La vie vaut-elle la peine d'être vécue ?
Extrait du document
«
Introduction.
— « Aristote concevait la philosophie comme une science qui spécule sur les premiers principes et les premières causes
» ; science, et science spéculative, elle a pour but la connaissance et non une fin utilitaire.
La connaissance visée ne s'arrête pas aux
faits : par delà elle vise leur explication dernière, la réponse au dernier comment et au dernier pourquoi que peut poser l'esprit.
Nous trouvons sous la plume d'un contemporain une autre conception : « Juger si la vie vaut ou ne vaut pas la peine d'être vécue,
c'est répondre à la question fondamentale de la philosophie ».
Que faut-il en penser ?
I.
— L'ORIGINE DE LA CONCEPTION NOUVELLE
Les Anciens n'étaient pas indifférents au sens de la vie, mais ce sens ne faisait pas problème comme il le fait de nos jours.

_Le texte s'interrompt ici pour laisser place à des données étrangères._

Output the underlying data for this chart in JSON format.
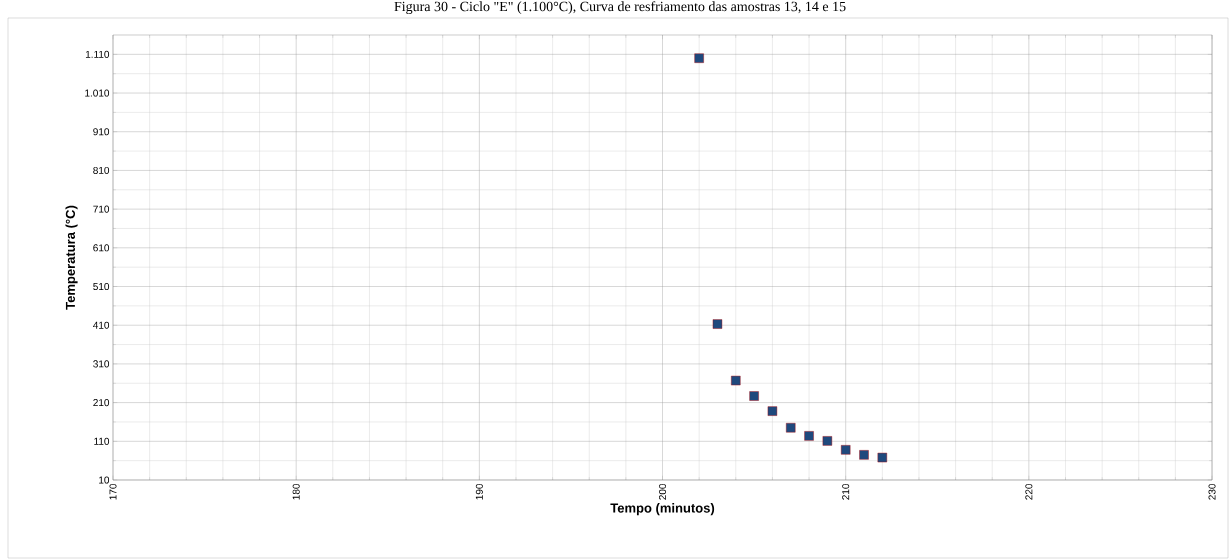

En effet, ils le trouvaient dans des mythes ou dans des doctrines religieuses que les moeurs ne permettaient pas de mettre en
question : au Moyen Age encore, l'Occident chrétien doutait moins du ciel et de l'enfer que de l'existence de peuplades connues par des
récits d'explorateurs.
C'est pourquoi la philosophie s'occupait bien moins de la destinée de l'homme que de l'explication des
phénomènes naturels : les sciences de la nature étaient une de ses parties essentielles ; seulement, au lieu de s'en tenir aux causes
immédiates, elle remontait aux causes ultimes, prenant alors le titre de « philosophie première ».

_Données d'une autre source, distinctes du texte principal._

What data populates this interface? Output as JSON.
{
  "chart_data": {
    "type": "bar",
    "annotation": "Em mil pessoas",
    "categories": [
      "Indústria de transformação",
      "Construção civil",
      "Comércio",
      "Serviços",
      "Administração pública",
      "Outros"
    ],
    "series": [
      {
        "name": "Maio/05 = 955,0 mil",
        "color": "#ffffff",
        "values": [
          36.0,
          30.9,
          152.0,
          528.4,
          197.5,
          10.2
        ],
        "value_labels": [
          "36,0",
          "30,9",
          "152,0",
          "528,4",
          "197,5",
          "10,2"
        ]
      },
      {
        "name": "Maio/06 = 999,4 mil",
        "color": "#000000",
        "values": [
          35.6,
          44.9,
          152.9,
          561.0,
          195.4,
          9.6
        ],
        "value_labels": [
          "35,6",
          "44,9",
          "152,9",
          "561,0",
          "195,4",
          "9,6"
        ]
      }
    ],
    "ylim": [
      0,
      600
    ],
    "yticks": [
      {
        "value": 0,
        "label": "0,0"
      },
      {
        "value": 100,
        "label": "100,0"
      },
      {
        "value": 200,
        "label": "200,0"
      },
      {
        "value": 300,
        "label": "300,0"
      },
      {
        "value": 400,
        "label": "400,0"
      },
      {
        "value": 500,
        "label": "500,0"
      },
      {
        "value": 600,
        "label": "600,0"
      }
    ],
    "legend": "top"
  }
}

Les diverses sciences s'étant peu à
peu détachées de ce tronc commun, la « philosophie première » est devenue la philosophie tout court ou la métaphysique.
Pendant longtemps cette philosophie ne se distingua pas de la théologie.

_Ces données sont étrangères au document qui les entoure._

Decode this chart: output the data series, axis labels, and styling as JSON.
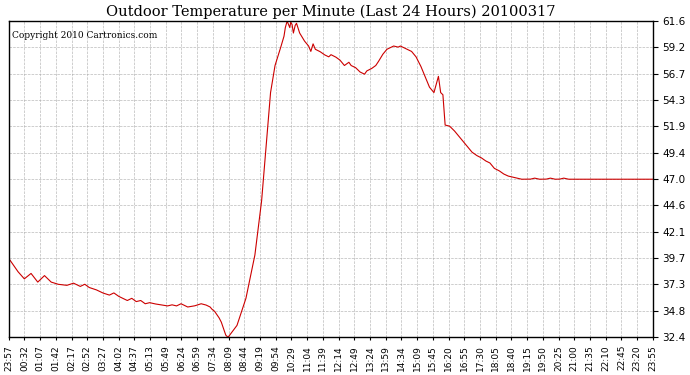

Par suite, les exigences de la première s'imposèrent à la
seconde : il fallut, dans la mesure.
du possible, fournir une justification rationnelle de l'enseignement révélé : démontrer l'existence de
Dieu et son action créatrice, établir la réalité d'une vie de l'Au-delà en prouvant la spiritualité de l'âme, etc.
Le sens chrétien de la vie
se trouvait ainsi fondé rationnellement, par suite identique pour tous les hommes.
Dans cette perspective, la vie valait la peine d'être
vécue, sinon pour elle-même, du moins comme préparation de l'Au-delà.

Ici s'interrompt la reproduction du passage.